As difficult as it became at times I refused to give up, eventually relationships began to heal. I don’t mean heal in the sense where there is always a feeling of bliss, but there is always a feeling of belonging and acceptance. Most important, in my journey I was denied S.S.I. That was one of the biggest blessings in disguise. I was forced to pursue my life long dream to go back to school and get my Bachelors degree. To make a long story short, it’s been 5 years since that diagnosis and I have received my Bachelors Degree in Criminology. I am employed as a Social Worker for the County I live in. I have been on a cruise to Mexico with my oldest daughter; I have been to Disneyland with both of my daughters and my 5-year-old grandson; and we’re getting ready to vacation in Hawaii this May. I finally live my life to the fullest regardless of what comes down the road.
With Hope & Love –
Singing in the Rain
World AIDS Day 2000
On April 16th of this year, surrounded by panels from the AIDS Memorial Quilt, I walked to the far end of the Selland Arena and began to read my way around the massive auditorium. It was impossible to read everything on every panel in one day, I was surprised at how much I missed.

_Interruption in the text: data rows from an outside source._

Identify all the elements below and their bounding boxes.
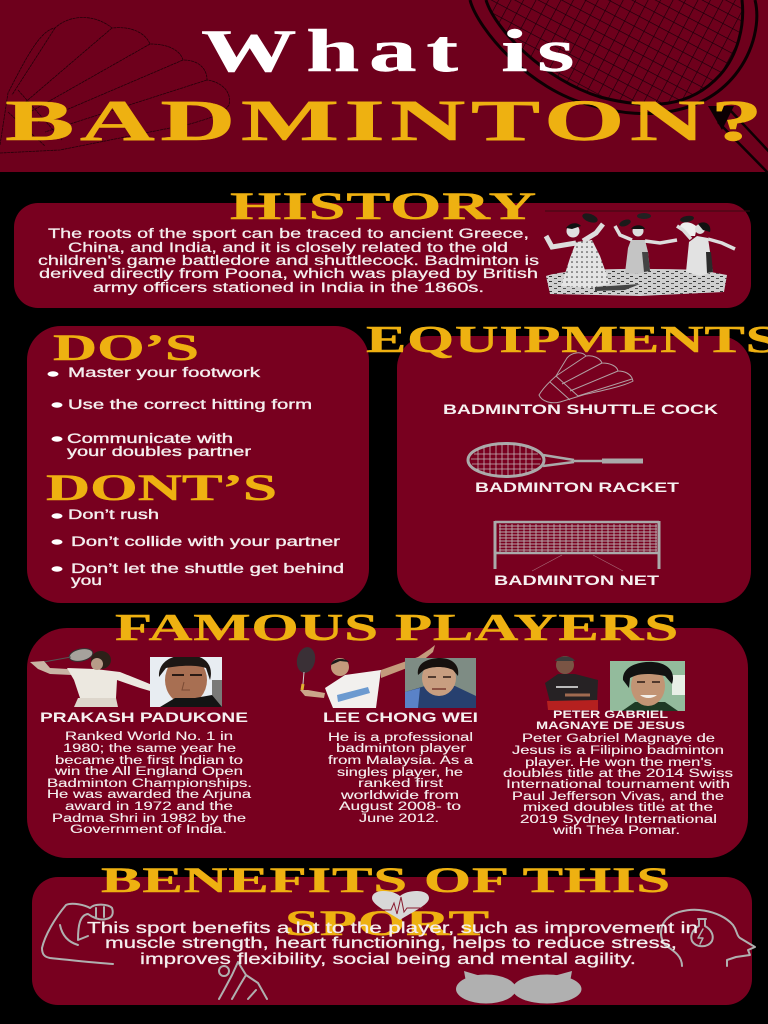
heading: dont's: DONT’S [46,468,277,509]
list: do's: Use the correct hitting form [68,397,312,412]
label: net: BADMINTON NET [494,572,660,588]
heading: benefits of this sport [101,860,671,943]
label: racket: BADMINTON RACKET [475,479,680,495]
text block: history: The roots of the sport can be traced to ancient Greece, [48,226,529,241]
text block: history: children's game battledore and shuttlecock. Badminton is [38,253,539,268]
text block: prakash bio: became the first Indian to [55,755,243,767]
text block: benefits [87,920,698,968]
text block: peter bio: player. He won the men's [525,757,712,769]
panel: famous players [27,607,748,858]
text block: peter bio: Jesus is a Filipino badminton [512,745,724,757]
list: dont's: Don’t let the shuttle get behind [71,561,344,576]
list: do's: your doubles partner [67,444,252,459]
icon: flexed arm [42,904,113,964]
text block: history: army officers stationed in India in the 1860s. [93,280,484,295]
text block: prakash bio: Badminton Championships. [47,778,252,790]
text block: prakash bio: Ranked World No. 1 in [65,731,233,743]
title: BADMINTON?: BADMINTON? [5,88,768,153]
name: peter gabriel magnaye de jesus [536,709,685,732]
icon: heart [372,891,429,920]
panel: equipments [366,319,768,603]
text block: lee bio: June 2012. [359,813,439,825]
text block: peter bio: with Thea Pomar. [552,825,680,837]
icon: shuttle cock [539,353,633,403]
text block: lee bio: August 2008- to [339,801,461,813]
figure: peter action [545,656,598,710]
text block: lee bio: He is a professional [328,732,473,744]
icon: flexibility figure [219,962,267,999]
text block: lee bio: ranked first [358,778,444,790]
text block: prakash bio: 1980; the same year he [63,743,236,755]
text block: peter bio [503,733,733,837]
heading: history: HISTORY [230,185,537,228]
heading: benefits of this sport: BENEFITS OF THIS [101,860,671,900]
text block: benefits: improves flexibility, social being and mental agility. [140,951,636,968]
icon: net [495,521,659,571]
player: peter gabriel magnaye de jesus [503,656,733,837]
list: dont's [52,507,344,588]
icon: racket outline [470,0,768,180]
list: dont's: Don’t collide with your partner [71,534,341,549]
icon: head with flask [661,910,755,966]
panel: dos and donts [27,326,369,603]
photo: peter portrait [610,661,685,711]
text block: prakash bio: Government of India. [70,824,227,836]
text block: lee bio [328,732,474,825]
name: prakash padukone: PRAKASH PADUKONE [40,709,248,725]
heading: famous players: FAMOUS PLAYERS [115,607,679,649]
icon: shuttlecock outline [0,18,230,153]
text block: lee bio: badminton player [336,743,466,755]
figure: lee action [294,645,435,708]
name: lee chong wei: LEE CHONG WEI [323,709,478,725]
panel: history [14,185,751,308]
label: shuttle cock: BADMINTON SHUTTLE COCK [443,401,718,417]
figure: prakash action [30,647,176,707]
text block: peter bio: Paul Jefferson Vivas, and the [512,791,724,803]
list: do's: Master your footwork [68,365,260,380]
title: What is: What is [201,18,584,84]
text block: peter bio: mixed doubles title at the [523,802,713,814]
text block: peter bio: 2019 Sydney International [520,814,717,826]
text block: history: China, and India, and it is closely related to the old [68,240,508,255]
list: do's [48,365,312,459]
text block: history [38,226,539,295]
text block: peter bio: International tournament with [506,779,730,791]
text block: lee bio: from Malaysia. As a [328,755,474,767]
text block: peter bio: doubles title at the 2014 Swiss [503,768,733,780]
text block: prakash bio: He was awarded the Arjuna [47,789,252,801]
photo: lee portrait [405,658,476,708]
name: peter gabriel magnaye de jesus: PETER GABRIEL [553,709,668,721]
text block: lee bio: worldwide from [339,790,459,802]
photo: prakash portrait [150,655,222,707]
list: do's: Communicate with [67,431,233,446]
text block: prakash bio: win the All England Open [54,766,243,778]
player: lee chong wei [294,645,478,825]
text block: prakash bio: Padma Shri in 1982 by the [52,813,246,825]
heading: do's: DO’S [53,328,199,369]
list: dont's: Don’t rush [68,507,159,522]
header banner [0,0,768,180]
player: prakash padukone [30,647,252,836]
text block: peter bio: Peter Gabriel Magnaye de [522,733,715,745]
list: dont's: you [71,573,102,588]
icon: racket [468,444,643,476]
image: battledore engraving [545,211,750,296]
text block: benefits: muscle strength, heart functioning, helps to reduce stress, [105,935,677,952]
text block: prakash bio [47,731,252,836]
panel: benefits [32,860,755,1005]
heading: equipments: EQUIPMENTS [366,319,768,361]
text block: lee bio: singles player, he [337,767,463,779]
heading: benefits of this sport: SPORT [285,903,490,943]
name: peter gabriel magnaye de jesus: MAGNAYE DE JESUS [536,720,685,732]
icon: speech bubbles [456,971,582,1004]
text block: benefits: This sport benefits a lot to the player, such as improvement in [87,920,698,937]
text block: history: derived directly from Poona, which was played by British [39,266,538,281]
text block: prakash bio: award in 1972 and the [65,801,233,813]
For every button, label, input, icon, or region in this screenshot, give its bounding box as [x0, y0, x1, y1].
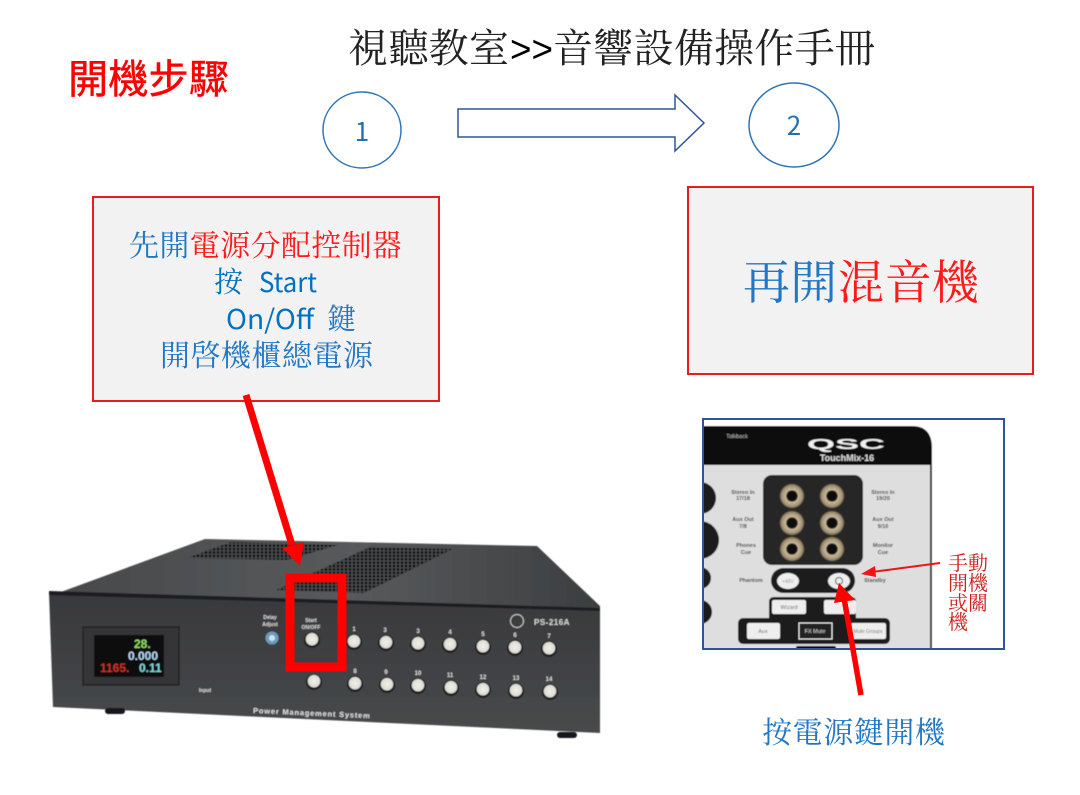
jack labels: Stereo In [731, 490, 755, 496]
mixer brand: TouchMix-16 [820, 453, 874, 463]
callout: manual on or off: 手動 [948, 552, 988, 575]
lower control buttons: Wizard [780, 605, 798, 611]
start button label: ON/OFF [302, 625, 320, 631]
caption: press power key to start: 按電源鍵開機 [762, 717, 946, 750]
model logo [510, 614, 570, 628]
button numbers: 7 [547, 634, 551, 640]
jack labels: Stereo In [871, 490, 895, 496]
panel: step 2 instructions [688, 187, 1033, 374]
jack labels: Monitor [873, 543, 894, 549]
button numbers: 9 [384, 670, 388, 676]
button numbers [199, 627, 553, 694]
button numbers: 13 [513, 676, 520, 682]
jack labels: Aux Out [872, 517, 894, 523]
jack labels: Cue [741, 550, 751, 556]
mixer photo frame [703, 419, 1004, 649]
phantom and standby buttons [771, 568, 855, 593]
button numbers: 4 [448, 630, 452, 636]
lower control buttons [738, 597, 890, 652]
button numbers: 12 [480, 675, 487, 681]
mixer brand [726, 434, 885, 463]
title: 音響設備操作手冊 [553, 26, 875, 71]
meter display: 1165. [100, 661, 129, 675]
text: open power distribution controller: 先開電源分配控制器 [129, 230, 402, 263]
model logo: PS-216A [534, 618, 570, 627]
button numbers: Input [199, 688, 211, 694]
delay adjust knob: Adjust [262, 622, 278, 628]
button numbers: 3 [416, 629, 420, 635]
device top surface [50, 539, 600, 612]
text: on off key: On/Off [226, 298, 316, 337]
device vents [187, 542, 453, 593]
jack labels: Phantom [739, 578, 763, 584]
jack labels: Standby [864, 578, 887, 584]
left side connectors [704, 482, 720, 624]
jack labels: Aux Out [732, 517, 754, 523]
panel: step 1 instructions [93, 197, 439, 401]
callout: manual on or off: 開機 [948, 572, 989, 595]
button numbers: 1 [352, 627, 356, 633]
arrow: manual power callout [861, 563, 940, 577]
device front panel [49, 592, 600, 733]
step 2 circle [749, 83, 839, 167]
button numbers: 8 [353, 669, 357, 675]
meter display [83, 627, 179, 685]
device feet [105, 708, 577, 738]
text: press start: Start [259, 261, 317, 300]
jack labels: 19/20 [876, 496, 890, 502]
step 1 circle: 1 [355, 112, 369, 149]
jack labels: Phones [736, 543, 756, 549]
button numbers: 10 [415, 671, 422, 677]
jack labels [731, 490, 895, 584]
button numbers: 11 [447, 673, 454, 679]
button numbers: 14 [546, 677, 553, 683]
lower control buttons: FX Mute [805, 629, 825, 635]
step 1 circle [323, 92, 401, 168]
arrow: step 1 to step 2 [458, 95, 704, 151]
jack labels: Cue [878, 550, 888, 556]
start button label: Start [305, 618, 317, 624]
photo: QSC TouchMix-16 mixer [704, 425, 933, 648]
lower control buttons: Mute Groups [854, 629, 883, 635]
arrow: box to start button [246, 395, 304, 566]
mixer body [700, 426, 932, 655]
delay adjust knob [262, 615, 278, 644]
delay adjust knob: Delay [263, 615, 277, 621]
text: on off key: 鍵 [327, 303, 356, 336]
panel: step 2 instructions: 再開混音機 [743, 258, 980, 310]
button numbers: 3 [383, 628, 387, 634]
bottom row buttons [306, 674, 558, 700]
meter display: 0.000 [128, 649, 158, 663]
phantom and standby buttons: +48V [782, 579, 795, 585]
jack labels: 9/10 [878, 524, 888, 530]
jack panel [763, 475, 863, 565]
jack labels: 17/18 [736, 496, 750, 502]
meter display: 0.11 [139, 661, 162, 675]
title: 視聽教室 [348, 26, 509, 71]
meter display: 28. [134, 637, 151, 651]
button numbers: 6 [513, 633, 517, 639]
lower control buttons: Aux [758, 629, 768, 635]
highlight box: start button [290, 578, 342, 667]
text: press start: 按 [214, 266, 243, 299]
callout: manual on or off [948, 552, 989, 634]
title: >> [510, 29, 553, 71]
heading: startup steps: 開機步驟 [68, 47, 229, 105]
mixer brand: Talkback [726, 434, 748, 440]
arrow: press power key [834, 583, 861, 695]
photo: power management system [49, 539, 600, 738]
top row buttons [304, 632, 557, 657]
callout: manual on or off: 或關 [948, 592, 988, 615]
callout: manual on or off: 機 [948, 611, 969, 634]
jack labels: 7/8 [739, 524, 747, 530]
product name: Power Management System [253, 706, 371, 720]
mixer brand: QSC [807, 436, 885, 453]
step 2 circle: 2 [787, 106, 801, 143]
text: turn on cabinet main power: 開啓機櫃總電源 [160, 340, 374, 373]
start button label [302, 618, 320, 631]
button numbers: 5 [481, 632, 485, 638]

In every name there was a life full of accomplishments mixed (at times) with great struggles. As I watched the tears of those around me who had endured these tragic losses I was surrounded and moved by an undeniably strong current of life. It was not the last flickering, fading remains of a candle but a force to be reckoned with and deeply respected, vibrant and alive.
I know the importance of remembering a fallen star, the way it touches everyone around it and leaves the most beautiful part of its self with us. The emotions that surged through me ignited my being at so many levels it was staggering. Each time I look at even one panel, I pray that emotional part of me never dulls.
If you missed the Quilt in April, then you missed a part of yourself, one that you may not have known was there. Don’t let this opportunity slip by you again. Join in a celebration of love with a dedication to life.